There's a few new-ish features that I thought folks might be interested in or at least want to be warned about.
1.
using heavy/light pairing information (e.g. from 10x data). Mostly to improve clustering: if you know which igh goes with your light chain sequences, you can avoid the gross overmerging that's inherent to single-chain light repertoires. You also get a significant, although smaller, improvement in heavy chain clustering. It's also useful/necessary for
choosing abs. Paper in preparation.
2. subcluster annotation. Annotations for individual clusters in partis have implicitly assumed a "star-tree" phylogeny, in the sense that the hmm calculates emission probabilities for each (position in) each sequence independently. This is obviously a bad assumption for some trees, and its most salient effect was occasional insertions/deletions that were clearly much too long (although inferred naive sequences were accurate). The most accurate/obvious way to fix it, doing full phylogenetics (i.e.
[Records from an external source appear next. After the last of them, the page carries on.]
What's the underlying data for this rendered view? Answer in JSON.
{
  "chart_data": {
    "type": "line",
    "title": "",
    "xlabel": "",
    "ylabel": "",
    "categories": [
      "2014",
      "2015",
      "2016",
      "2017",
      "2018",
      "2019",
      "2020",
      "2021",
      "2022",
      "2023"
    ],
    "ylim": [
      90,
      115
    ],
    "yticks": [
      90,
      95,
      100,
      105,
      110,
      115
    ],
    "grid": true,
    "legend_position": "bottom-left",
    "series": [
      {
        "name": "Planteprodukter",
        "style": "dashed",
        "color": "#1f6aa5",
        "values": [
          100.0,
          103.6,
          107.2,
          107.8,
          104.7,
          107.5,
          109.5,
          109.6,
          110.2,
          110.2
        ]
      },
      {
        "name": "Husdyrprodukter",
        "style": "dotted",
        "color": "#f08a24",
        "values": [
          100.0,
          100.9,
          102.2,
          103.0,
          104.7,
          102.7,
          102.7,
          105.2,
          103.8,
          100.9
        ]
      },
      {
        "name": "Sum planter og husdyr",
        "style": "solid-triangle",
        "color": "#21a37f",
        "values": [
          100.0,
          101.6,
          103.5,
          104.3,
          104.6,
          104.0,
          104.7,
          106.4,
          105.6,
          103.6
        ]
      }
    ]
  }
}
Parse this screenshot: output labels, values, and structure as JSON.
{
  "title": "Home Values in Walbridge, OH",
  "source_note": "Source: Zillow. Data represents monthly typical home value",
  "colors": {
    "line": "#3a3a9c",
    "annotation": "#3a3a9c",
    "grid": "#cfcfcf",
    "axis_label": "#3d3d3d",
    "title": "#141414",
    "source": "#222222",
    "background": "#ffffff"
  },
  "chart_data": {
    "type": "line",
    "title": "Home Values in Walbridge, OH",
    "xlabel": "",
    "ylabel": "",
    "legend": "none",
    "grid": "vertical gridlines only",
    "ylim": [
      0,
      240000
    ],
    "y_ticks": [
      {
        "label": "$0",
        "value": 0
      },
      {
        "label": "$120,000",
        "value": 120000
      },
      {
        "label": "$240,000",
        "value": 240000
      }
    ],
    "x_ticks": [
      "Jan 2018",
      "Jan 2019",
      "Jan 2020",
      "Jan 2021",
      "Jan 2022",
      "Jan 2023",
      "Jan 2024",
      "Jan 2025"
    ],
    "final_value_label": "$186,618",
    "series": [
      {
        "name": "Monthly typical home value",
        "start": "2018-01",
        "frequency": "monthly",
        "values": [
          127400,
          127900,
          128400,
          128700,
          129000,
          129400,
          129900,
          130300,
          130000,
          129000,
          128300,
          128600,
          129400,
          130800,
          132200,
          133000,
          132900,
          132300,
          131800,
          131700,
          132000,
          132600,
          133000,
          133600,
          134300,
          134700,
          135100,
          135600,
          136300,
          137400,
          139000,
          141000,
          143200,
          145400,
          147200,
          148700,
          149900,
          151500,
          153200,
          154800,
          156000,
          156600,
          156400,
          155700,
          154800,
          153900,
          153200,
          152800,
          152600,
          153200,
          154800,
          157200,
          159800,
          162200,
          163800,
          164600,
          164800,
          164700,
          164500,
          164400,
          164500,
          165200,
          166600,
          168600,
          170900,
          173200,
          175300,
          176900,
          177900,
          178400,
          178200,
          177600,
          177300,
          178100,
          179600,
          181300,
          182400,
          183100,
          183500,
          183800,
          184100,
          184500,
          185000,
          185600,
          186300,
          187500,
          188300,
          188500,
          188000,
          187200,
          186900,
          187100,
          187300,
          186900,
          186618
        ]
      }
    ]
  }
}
linearham), works fantastically, but speed-wise can really only be run on individual lineages, not full repertoires. Partis's new[ish] "subcluster annotation" is basically a middle ground -- it breaks each family up into smaller sub-families, calculates annotations for each sub-family, then iteratively merges the resulting sub-family inferred naive sequences into new sub-families, until you've effectively built a heuristic (non-star) tree to use for annotation. Another way of describing it is that instead of taking the dumb/plain consensus at each position, it effectively weights the consensus in such a way as to down-weight mutations that are shared by many sequences (since they likely stem from a single mutation event).
3. LB ratio tau value. The performance metric that we used to evaluate affinity-change metrics like lbr turns out to have some issues. The fix is
described here. Basically, the fix brings lb ratios in line with lb indices: tau should be 1/seq_len for both, and the amino acid versions of both (aa-lbi and aa-lbr) substantially outperform the nucleotide versions. This thus changes the default behavior of selection metric calculation.
4. LB metrics multiplicity. Described at the end of the
previous note, we switched to a more sensible implementation of multiplicity in the lb metric calculations.